How can I provide for my minor children

  1. Name a Guardian in Your Will
    If you have at least one child under the age of 18, you should name a guardian in your will to take care of your children in case both parents die before the child reaches the age of 18.

    1. Guardian’s Duties Keep in mind when choosing a guardian that he or she will have the following responsibilities:
      1. to provide a loving home for your children;
      2. to provide educational opportunities for your children;
      3. to provide religious and/or moral training for your children; and
      4. to provide reasonable discipline for your children.
    2. How to Choose Your Guardian
      1. It is best to name at least one alternate guardian in case your first choice cannot serve.
      2. At least one of your choices for guardian should be your age or younger so there is a good chance he or she will be able to serve
        until your youngest child turns 18.
  2. Execute a Will with a Testamentary Trust
    If you do not want your children to receive their inheritance outright at the age of 18, you can execute a will with a testamentary trust.

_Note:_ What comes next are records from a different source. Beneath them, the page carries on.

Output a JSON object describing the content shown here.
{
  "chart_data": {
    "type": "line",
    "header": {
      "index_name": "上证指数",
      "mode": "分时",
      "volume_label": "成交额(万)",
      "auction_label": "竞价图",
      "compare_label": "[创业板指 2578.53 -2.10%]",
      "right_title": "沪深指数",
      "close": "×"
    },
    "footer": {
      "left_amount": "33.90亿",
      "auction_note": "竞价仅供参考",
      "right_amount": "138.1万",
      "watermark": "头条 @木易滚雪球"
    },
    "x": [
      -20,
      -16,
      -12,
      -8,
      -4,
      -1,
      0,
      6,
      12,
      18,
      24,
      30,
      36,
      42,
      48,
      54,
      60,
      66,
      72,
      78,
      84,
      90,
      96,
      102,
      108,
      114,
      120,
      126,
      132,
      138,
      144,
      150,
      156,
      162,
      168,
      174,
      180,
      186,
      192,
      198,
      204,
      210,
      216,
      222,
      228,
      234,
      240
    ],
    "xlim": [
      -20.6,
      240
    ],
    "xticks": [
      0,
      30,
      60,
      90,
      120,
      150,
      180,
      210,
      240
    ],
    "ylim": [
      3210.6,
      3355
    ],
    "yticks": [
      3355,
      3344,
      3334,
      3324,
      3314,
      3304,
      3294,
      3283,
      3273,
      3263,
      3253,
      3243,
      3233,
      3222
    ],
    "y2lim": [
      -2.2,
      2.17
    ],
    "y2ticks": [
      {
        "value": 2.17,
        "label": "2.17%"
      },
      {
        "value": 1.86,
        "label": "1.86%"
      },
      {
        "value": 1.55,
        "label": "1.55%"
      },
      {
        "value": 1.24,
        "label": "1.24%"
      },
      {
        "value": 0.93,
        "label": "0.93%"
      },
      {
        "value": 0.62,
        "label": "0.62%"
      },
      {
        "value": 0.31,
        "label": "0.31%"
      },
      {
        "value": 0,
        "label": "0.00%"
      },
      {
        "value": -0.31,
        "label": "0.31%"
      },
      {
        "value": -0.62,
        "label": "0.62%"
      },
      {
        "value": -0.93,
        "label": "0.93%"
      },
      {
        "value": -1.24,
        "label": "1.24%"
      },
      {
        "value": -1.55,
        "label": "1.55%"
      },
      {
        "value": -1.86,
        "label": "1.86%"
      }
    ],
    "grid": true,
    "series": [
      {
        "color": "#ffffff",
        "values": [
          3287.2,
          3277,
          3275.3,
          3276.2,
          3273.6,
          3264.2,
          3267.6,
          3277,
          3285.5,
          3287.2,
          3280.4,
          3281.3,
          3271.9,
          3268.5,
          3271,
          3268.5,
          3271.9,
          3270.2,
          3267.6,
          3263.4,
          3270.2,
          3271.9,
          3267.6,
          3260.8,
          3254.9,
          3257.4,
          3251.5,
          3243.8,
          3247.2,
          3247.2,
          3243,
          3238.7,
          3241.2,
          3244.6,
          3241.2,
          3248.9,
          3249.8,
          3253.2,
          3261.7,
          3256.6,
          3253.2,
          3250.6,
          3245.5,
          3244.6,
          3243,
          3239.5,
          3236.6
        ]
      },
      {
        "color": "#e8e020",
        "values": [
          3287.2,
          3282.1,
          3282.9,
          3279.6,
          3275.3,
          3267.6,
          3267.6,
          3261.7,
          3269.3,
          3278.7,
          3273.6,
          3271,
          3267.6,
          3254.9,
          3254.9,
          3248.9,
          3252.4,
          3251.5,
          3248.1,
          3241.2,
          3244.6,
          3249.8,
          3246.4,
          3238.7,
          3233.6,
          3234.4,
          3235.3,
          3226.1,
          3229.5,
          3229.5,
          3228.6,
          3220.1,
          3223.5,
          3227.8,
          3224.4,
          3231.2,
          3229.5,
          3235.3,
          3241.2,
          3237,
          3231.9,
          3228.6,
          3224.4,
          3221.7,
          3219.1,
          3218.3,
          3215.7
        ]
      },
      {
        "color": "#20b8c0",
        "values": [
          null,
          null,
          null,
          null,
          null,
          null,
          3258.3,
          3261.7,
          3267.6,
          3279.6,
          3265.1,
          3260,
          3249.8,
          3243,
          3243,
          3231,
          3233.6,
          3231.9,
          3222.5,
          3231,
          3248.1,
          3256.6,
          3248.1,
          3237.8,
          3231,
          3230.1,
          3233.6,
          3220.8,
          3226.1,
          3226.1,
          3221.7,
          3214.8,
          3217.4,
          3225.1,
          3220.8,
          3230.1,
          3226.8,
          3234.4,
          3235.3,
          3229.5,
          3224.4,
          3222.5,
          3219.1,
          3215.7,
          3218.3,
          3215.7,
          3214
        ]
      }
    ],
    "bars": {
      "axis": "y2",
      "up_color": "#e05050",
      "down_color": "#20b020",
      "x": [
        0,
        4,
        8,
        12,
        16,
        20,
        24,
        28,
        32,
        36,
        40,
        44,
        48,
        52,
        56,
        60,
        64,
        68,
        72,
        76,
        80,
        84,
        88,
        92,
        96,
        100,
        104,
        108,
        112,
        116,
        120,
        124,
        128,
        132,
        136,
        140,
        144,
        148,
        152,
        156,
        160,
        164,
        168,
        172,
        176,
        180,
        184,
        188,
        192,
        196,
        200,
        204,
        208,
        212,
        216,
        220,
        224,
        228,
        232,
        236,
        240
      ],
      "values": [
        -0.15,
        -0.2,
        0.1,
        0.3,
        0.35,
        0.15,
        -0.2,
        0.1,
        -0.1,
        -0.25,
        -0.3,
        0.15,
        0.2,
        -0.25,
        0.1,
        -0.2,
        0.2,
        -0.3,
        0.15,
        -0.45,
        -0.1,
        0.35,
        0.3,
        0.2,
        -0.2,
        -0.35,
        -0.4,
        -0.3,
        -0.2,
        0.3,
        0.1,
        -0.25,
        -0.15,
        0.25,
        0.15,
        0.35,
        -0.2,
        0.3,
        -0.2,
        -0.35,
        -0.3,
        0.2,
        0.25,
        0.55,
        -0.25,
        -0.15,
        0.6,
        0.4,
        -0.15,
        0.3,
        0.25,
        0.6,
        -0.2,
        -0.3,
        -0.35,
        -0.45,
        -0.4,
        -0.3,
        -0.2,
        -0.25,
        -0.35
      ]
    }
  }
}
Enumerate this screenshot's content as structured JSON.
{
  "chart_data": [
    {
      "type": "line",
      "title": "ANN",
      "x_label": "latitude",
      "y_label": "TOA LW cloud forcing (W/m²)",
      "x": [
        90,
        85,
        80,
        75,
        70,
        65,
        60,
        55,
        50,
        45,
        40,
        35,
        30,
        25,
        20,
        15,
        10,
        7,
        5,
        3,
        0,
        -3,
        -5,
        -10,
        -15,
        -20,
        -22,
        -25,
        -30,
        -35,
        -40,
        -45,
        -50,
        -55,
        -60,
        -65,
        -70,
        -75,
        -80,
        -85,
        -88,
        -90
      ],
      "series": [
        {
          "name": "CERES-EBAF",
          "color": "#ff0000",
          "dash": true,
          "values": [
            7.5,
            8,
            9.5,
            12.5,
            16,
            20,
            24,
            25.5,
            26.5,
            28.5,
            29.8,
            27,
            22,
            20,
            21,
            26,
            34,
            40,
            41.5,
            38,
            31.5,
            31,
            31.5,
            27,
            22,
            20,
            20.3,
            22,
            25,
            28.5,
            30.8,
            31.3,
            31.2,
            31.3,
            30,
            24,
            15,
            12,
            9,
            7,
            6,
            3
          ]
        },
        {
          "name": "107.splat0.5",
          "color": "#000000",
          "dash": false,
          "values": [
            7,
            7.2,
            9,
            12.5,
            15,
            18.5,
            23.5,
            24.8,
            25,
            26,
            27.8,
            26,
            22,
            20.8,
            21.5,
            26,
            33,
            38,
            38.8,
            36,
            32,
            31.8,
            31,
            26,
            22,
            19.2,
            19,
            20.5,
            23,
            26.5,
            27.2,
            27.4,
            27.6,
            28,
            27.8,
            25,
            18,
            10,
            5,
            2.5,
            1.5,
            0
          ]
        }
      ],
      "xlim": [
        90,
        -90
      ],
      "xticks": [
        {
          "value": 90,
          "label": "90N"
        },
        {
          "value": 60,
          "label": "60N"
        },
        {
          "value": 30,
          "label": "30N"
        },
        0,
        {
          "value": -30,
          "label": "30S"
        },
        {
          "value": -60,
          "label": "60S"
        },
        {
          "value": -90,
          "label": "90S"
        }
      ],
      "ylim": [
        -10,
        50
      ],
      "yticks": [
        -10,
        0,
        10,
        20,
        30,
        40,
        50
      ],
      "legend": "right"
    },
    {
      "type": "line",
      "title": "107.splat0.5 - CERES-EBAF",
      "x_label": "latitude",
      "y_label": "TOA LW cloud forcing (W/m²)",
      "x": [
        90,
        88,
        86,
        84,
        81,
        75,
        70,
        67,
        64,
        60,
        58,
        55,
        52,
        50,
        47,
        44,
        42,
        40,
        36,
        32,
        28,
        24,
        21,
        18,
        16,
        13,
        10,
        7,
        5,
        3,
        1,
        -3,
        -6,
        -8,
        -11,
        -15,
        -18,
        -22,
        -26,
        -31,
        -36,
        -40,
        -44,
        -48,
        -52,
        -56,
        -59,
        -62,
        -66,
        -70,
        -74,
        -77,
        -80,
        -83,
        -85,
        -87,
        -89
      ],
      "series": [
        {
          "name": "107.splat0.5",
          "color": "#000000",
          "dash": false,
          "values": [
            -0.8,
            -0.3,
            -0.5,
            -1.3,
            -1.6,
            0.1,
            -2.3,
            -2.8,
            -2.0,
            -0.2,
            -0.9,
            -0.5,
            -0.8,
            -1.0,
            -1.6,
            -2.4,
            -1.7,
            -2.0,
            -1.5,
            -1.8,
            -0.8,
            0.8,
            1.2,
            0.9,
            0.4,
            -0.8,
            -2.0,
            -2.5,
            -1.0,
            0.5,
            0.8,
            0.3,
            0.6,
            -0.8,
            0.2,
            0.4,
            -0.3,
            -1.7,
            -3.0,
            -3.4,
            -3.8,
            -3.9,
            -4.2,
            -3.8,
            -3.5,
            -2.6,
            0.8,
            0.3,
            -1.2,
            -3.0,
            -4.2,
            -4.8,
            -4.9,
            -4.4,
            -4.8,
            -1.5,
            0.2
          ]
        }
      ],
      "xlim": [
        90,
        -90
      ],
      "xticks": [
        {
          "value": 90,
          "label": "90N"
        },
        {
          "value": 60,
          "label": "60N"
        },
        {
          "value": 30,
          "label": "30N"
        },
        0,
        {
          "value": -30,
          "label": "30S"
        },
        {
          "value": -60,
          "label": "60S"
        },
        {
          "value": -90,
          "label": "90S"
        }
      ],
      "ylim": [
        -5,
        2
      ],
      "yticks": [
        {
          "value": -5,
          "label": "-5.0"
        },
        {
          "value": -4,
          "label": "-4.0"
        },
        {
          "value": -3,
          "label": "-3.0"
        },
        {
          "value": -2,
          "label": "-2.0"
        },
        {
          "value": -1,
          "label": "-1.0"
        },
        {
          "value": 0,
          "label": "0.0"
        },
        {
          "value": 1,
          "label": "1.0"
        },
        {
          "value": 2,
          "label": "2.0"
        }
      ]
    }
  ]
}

    1. Testamentary Trust Basics
      1. A testamentary trust is not funded until after death. There is no need to transfer the title to any assets during your lifetime.
      2. The testamentary trust only goes into effect if both parents die before a child reaches the age the parents have designated for him
        or her to receive all of the trust assets.
      3. The will with a testamentary trust allows you to name a trustee who will invest your children’s inheritance and distribute as much income and principal as needed for the children’s support and education.
      4. In addition, you can state at what age you wish the trustee to distribute all or part of the principal to your children (e.g., one-half (1/2) at age 25 and one-half (1/2) at age 30).
    2. Trustee’s Duties
      Keep in mind when choosing a trustee that he or she will be responsible for investing the trust assets wisely and for exercising good judgment when making the discretionary distributions to the beneficiaries.
    3. How to Choose Your Trustee
      1. Most people prefer to name a family member, but it is also possible to have a corporate trustee such as a bank trust department.
      2. It is best to name several successor trustees, at least one of whom is approximately your age or younger, so there is a good chance he or she will be able to serve until your youngest child is old enough to receive the final distribution of trust assets.
      3. It may be recommended that you choose a trustee who is not the guardian in order to provide a checks and balances system for money requests from the guardian, but in many families there may be only one good option available for both positions.
    4. Trustee Designated as Contingent Beneficiary of Assets Passing by Contract
      In order to ensure that your non-probate assets with a named beneficiary will be added to the testamentary trust assets, you should change your contingent beneficiary designation on your life insurance policy and other appropriate non-probate assets to “the trustee named in my will dated (insert date of will).”